Authors
A Raies2; A Pierleoni3; O Stegle1; I Dunham2;
1 European Molecular Biology Laboratory (EMBL), Germany; 2 European Molecular Biology Laboratory, European Bioinformatics Institute (EMBL-EBI), UK; 3 Healx, UK
Abstract
One of the main challenges in drug discovery is the high attrition rate late in development. Lack of efficacy is one of the main reasons for failures in trial, and more than 79% of drugs at the clinical development stage fail because they are ineffective. However, drugs with genetic validation data are more likely to succeed clinically. Therefore, using the increased amount of human genetic data available today to prioritise the best drug targets can improve the success rate of new drugs development. Particularly, machine learning (ML) approaches are useful to process large volumes of biological data, detect patterns that may not be identified by human insight, and suggest hypotheses of potentially novel target-diseases associations. The goal of the study is discovering new therapeutic targets using ML approaches to accelerate the process of developing new or repurposing existing drugs.
In this study, we apply knowledge graph analysis to exploit heterogeneous data to find novel targets. Nodes in the knowledge graph represent biological entities (e.g., targets, diseases, and drugs), and edges represent their relationships. The graph incorporates data from the Open Targets Platform, which is a database that integrates public domain data to enable target identification and prioritisation, and LINK Platform, which includes associations between targets, drugs, diseases, and biomedical concepts extracted from scientific literature. We also incorporate data from ChEMBL, UniProt, and IntAct. The resulting knowledge graph contains 28,580 targets, 10,493 diseases, 1,423,618 associations between targets and diseases, 476,525 nodes, and 73 million edges.

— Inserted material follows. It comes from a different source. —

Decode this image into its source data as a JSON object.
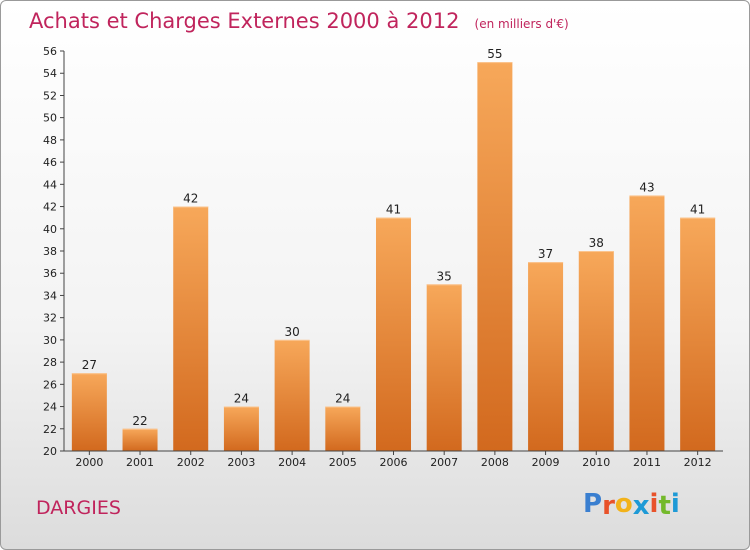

Graph embedding algorithms are applied to create feature vector representations of nodes in the graph (i.e., embeddings), which represent semantic relationships between entities. We used PyTorch BigGraph (PBG) toolbox to generate the embeddings, which are used to predict if a new link might exist between a pair of nodes. The PBG model ranks the targets such that high scores are given to targets with a high probability to be associated with a disease. The accuracy of the PBG model is assessed using a hold-out testing set, and the model achieved HIT@10, HIT@50, and HIT@100 scores of 43%, 70%, and 83%, respectively in ranking edges between genes and diseases. Additionally, the model ranks associations between differentially expressed genes and tissues with Mean Rank score of 11 and Hit@100 score of 97%. Moreover, the model predicts associations between diseases and variants with HIT@100 score of 72%.
Overall, this study provides a large-scale knowledge graph created for the purpose of targets discovery and provides an accurate model for predicting associations between targets and diseases. The computational approach applied in this study is generic in nature and can be applied or extended to find associations between other biological entities as well.